My expectations couldn’t have been lower going into Avengers:Age of Ultron. The last few Marvel comics based movies have been terrible. Guardians of the Galaxy confused pop culture references for having a sense of humor. Captain America: The Winter Soldier was nothing more than a loud two and a half hour commercial for the next Marvel movies.
So I went into the theater dreading that Avengers:Age of Ultron would be another cynical spit in the eye of the stories and characters I’ve invested so much time and money into. What a surprise then to find myself enjoying the hell out of the sequel. Not that it’s perfect, there’s a time wasting romance and a couple gratuitous sexual double entendres that seemed ridiculous for a movie made for kids.
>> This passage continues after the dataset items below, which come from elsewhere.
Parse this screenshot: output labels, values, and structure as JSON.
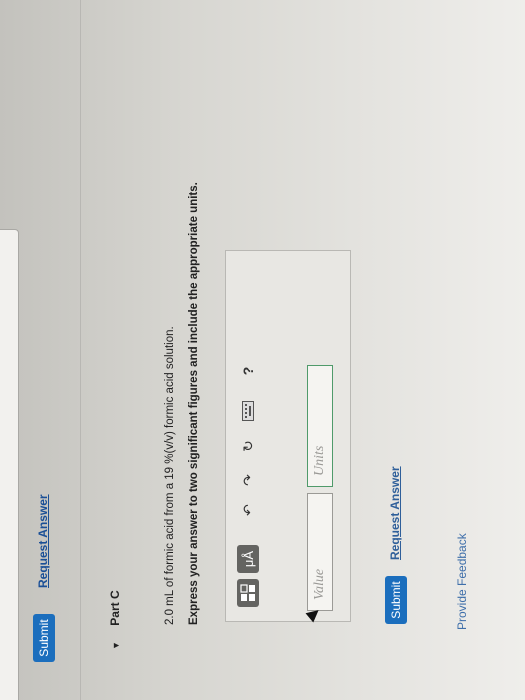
{
  "previous_part": {
    "submit_label": "Submit",
    "request_answer_label": "Request Answer"
  },
  "part_c": {
    "title": "Part C",
    "question": "2.0 mL of formic acid from a 19 %(v/v) formic acid solution.",
    "instruction": "Express your answer to two significant figures and include the appropriate units.",
    "toolbar": {
      "templates_icon": "fraction-template-icon",
      "units_label": "μÅ",
      "undo_icon": "undo-icon",
      "redo_icon": "redo-icon",
      "reset_icon": "reset-icon",
      "keyboard_icon": "keyboard-icon",
      "help_label": "?"
    },
    "value_placeholder": "Value",
    "units_placeholder": "Units",
    "submit_label": "Submit",
    "request_answer_label": "Request Answer"
  },
  "footer": {
    "provide_feedback_label": "Provide Feedback"
  },
  "colors": {
    "submit_blue": "#1b6ebd",
    "link_blue": "#1a4f96",
    "units_border_green": "#4f9a6a"
  }
}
Worst off they’ve destroyed my favorite character, the wise cracking womanizing, archer Hawkeye so completely I almost think they only added the character to the roster because they hated him and wanted to publicly humiliate him.
But I am willing to forgive these sins because they got so much right. My biggest complaint with comic book movies has been their makers unwillingness to see the forest for the trees. They’ve been so busy trying to make epic franchises, that the individual movies have felt like nothing but a set-up for the next sequel. Avengers:Age of Ultron has plenty of hints of what is to come, fortunately though it is its own creature with a beginning, middle, and end. It introduces new characters while giving each established character something to do (except for poor Hawkeye who was once a street smart purple masked wearing ex-carnie and now is… ok maybe I’m not willing to forgive them for the way they portrayed him). Instead of feeling like a way station for bigger things like the first Avengers movie did, this felt like a main event. They offer longtime fans so many faithful touches from the comic books that I wondered at times whether people unfamiliar with the source material would be able to follow what was going on.
I enjoyed it so much I have to wonder if I have gotten soft. Had taking nine months off from superhero movies (not counting Birdman) made me less critical? But then I remembered I recently spent thirteen hours watching the great Daredevil TV show on Netflix.
After watching Daredevil I was convinced episodic television was the right way to adapt comic books, rather than movies. It’s a format that is more conducive to the cliffhanger ending that is so central to superhero comic books. With television instead of having to wait months or years, you only have to wait until the next week (or in Daredevil’s case seconds) to see how the hero gets out of whatever bind he found himself in at the end of an episode. Daredevil is lucky to have had some of the best stories in comic history, but when they made a movie with Ben Affleck as the character they got it all wrong. The TV show was wise enough to stay true to those comics’ spirit. This first season is mostly based on Frank Miller’s creations making it even grittier and more violent than what came out of his sick mind decades earlier. There are epic fight scenes and great explorations of what can make a man a hero and alternately what can make a man a villain.
Daredevil and Avengers:Age of Ultron were so good I’m almost allowing myself to get excited to see Ant-man.